Thank you for your comments Susan :) I strongly believe women, families, who have faced this decision never make the decision lightly. I do not want to make them the subject of judgement and derision. While I am against abortion from a philisophical, religious and moral stand point, I do not believe you can make abortion illegal without considering the emotional, mental and physical welfare of those left to raise children with profound disabilities. Abortion reform must be accompanied by MUCH greater funding and support for carers and for the foster care system. I am very much with Ghandi in that I believe we must be the change we want to see - and that starts with loving and supporting, not with kicking those who are down. I do not believe all who are pregnant are equipped to raise the child they are pregnant with either, which is why I am a strong advocate of adoption and foster care reform. I do not want to over simplify the issue or demonise any involved, but I do think we need to stop and think of where this may lead and what this means to us as a society. There are so many facets to this issue, thank you for giving another point of view.

susanc said...

I agree wholeheartedly with you Jess that there needs to be an amazing amout of debate on a blanket issue such as legalising late abortion.
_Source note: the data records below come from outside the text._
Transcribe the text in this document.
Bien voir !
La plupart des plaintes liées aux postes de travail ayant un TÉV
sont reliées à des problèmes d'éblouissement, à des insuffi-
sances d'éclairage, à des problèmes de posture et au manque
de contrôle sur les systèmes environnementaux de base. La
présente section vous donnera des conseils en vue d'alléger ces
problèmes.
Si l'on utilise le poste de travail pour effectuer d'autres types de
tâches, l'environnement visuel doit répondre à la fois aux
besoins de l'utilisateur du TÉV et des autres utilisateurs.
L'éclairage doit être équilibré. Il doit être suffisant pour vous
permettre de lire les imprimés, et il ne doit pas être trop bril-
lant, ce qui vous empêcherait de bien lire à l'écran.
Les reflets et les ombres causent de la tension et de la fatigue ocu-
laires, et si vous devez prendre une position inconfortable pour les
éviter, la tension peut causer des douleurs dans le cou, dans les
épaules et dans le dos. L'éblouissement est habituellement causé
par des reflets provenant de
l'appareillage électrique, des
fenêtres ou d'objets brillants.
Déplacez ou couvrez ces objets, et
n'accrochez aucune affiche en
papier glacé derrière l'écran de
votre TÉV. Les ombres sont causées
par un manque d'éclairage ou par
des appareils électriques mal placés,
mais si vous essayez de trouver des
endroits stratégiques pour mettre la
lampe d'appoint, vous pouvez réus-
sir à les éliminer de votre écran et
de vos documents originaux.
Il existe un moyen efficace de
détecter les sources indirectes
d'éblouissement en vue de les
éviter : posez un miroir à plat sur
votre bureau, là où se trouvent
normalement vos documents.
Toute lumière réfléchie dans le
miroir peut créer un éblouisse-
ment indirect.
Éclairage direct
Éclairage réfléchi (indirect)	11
There is just no one stop answer that can possibly cover every issue for every family.
I have to say, and I admit it's a bit of a cop out, but I'm glad I'm not a politician having to make
these decisions for the wider community....
I've been thinking about all this since I commented which I think is probably one of the reasons you did your post in the first place....to encourage thought and discussion...

Susan :):)

TasJess said...

yup, that's pretty much why I posted. I also posted because I do not believe this is a subject where one can be complacent - lives are literally at stake. I also belive this is a subject that one can take a simplistic viewpoint on. You cannot call yourself a compassionate Christian if you insist someone birth their profoundly disabled child then leave them to raise that child with no support. You cannot advocate for the banning of contraceptive abortion then continue to create a social climate where women would prefer to risk injury or death rather than face the 'shame' of mothering an illegitimate child. If this gets some people to stop and think, then it's a good thing.